In the news

• Ryan Zinke, the former U.S. interior secretary and Montana congressman, has filed federal paperwork to form a campaign committee so he can run in 2022 for the second U.S. House seat awarded to the state because of the latest U.S. Census.

• Frank Caporusso, a 52-year-old Long Island man, faces up to 10 years in prison after pleading guilty to threatening to assassinate the federal judge in Washington, D.C., who heard the criminal case against former Trump national security adviser Michael Flynn, prosecutors said.

• Jamel Muldrew, 32, of Houston, Texas, accused of traveling to Tampa, Fla., to drop off a young girl at a hotel to engage in prostitution in exchange for $800, was charged with sex trafficking and other charges, federal prosecutors said.

• Jacob Andes, 27, of St. Joseph, Mo., accused of putting peanuts in the coffee, laundry soap and underwear drawer of his mother's boyfriend knowing that the man has a severe allergy, was charged with assault, police said.

• Marzena Ozarek-Szilke, a Polish anthropologist and archaeologist, said researchers examining an ancient Egyptian mummy believed to be a male priest were surprised when X-rays and computer tests revealed that it was a woman who was seven months pregnant when she died.

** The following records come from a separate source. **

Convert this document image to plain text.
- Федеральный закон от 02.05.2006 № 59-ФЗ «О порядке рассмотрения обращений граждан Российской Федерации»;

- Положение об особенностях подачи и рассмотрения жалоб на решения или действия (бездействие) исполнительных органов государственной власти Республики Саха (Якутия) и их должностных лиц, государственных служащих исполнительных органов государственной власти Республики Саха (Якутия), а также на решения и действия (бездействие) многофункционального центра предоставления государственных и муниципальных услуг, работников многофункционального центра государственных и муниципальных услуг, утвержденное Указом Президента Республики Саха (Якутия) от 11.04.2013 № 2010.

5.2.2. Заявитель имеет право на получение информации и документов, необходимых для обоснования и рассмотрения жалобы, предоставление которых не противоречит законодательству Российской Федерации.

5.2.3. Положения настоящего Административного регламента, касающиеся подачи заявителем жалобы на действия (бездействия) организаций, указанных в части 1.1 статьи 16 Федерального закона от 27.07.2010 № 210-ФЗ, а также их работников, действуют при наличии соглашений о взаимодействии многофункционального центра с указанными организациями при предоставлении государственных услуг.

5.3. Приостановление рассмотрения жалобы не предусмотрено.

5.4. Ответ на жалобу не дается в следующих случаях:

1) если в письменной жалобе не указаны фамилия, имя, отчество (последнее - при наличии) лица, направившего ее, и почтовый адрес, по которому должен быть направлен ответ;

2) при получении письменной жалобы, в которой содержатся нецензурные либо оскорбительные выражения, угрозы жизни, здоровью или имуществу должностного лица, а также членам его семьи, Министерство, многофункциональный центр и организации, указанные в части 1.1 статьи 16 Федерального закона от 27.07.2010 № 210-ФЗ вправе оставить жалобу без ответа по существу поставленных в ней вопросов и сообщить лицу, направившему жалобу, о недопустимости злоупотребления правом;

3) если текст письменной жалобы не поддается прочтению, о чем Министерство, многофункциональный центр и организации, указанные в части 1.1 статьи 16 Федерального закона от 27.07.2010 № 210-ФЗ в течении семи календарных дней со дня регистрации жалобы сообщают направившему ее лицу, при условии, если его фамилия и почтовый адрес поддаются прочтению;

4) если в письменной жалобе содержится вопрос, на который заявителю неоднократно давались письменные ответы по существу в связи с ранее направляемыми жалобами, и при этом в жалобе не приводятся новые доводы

• Cody Griggers, 28, of Montrose, Ga., a former Wilkinson County deputy accused of having a cache of unregistered weapons, including silencers and a machine gun, and keeping many of them in his duty vehicle, pleaded guilty to possessing unregistered firearms.

• Matt Perkins, who is adding a pool to his new home in Las Vegas, ran into a delay when the contractor called police to report the discovery of bones about 5 feet underground, which turned out to be those of a horse or similar large animal that experts say are between 6,000 and 14,000 years old.

• Larry Black Jr., 37, of Center Point, Ala., and Joshua Powell, 40, of Moody, former workers at a Chick-Fil-A restaurant in Birmingham, were charged with defrauding customers by diverting more than $30,000 from catering and other sales into personal accounts, federal prosecutors said.

• Jack Montoucet, chief of Louisiana's Wildlife and Fisheries Department, called it "a hard decision" after wildlife agents euthanized a 200-pound male black bear because it had become too reliant on food found in garbage cans and on porches in Port Allen.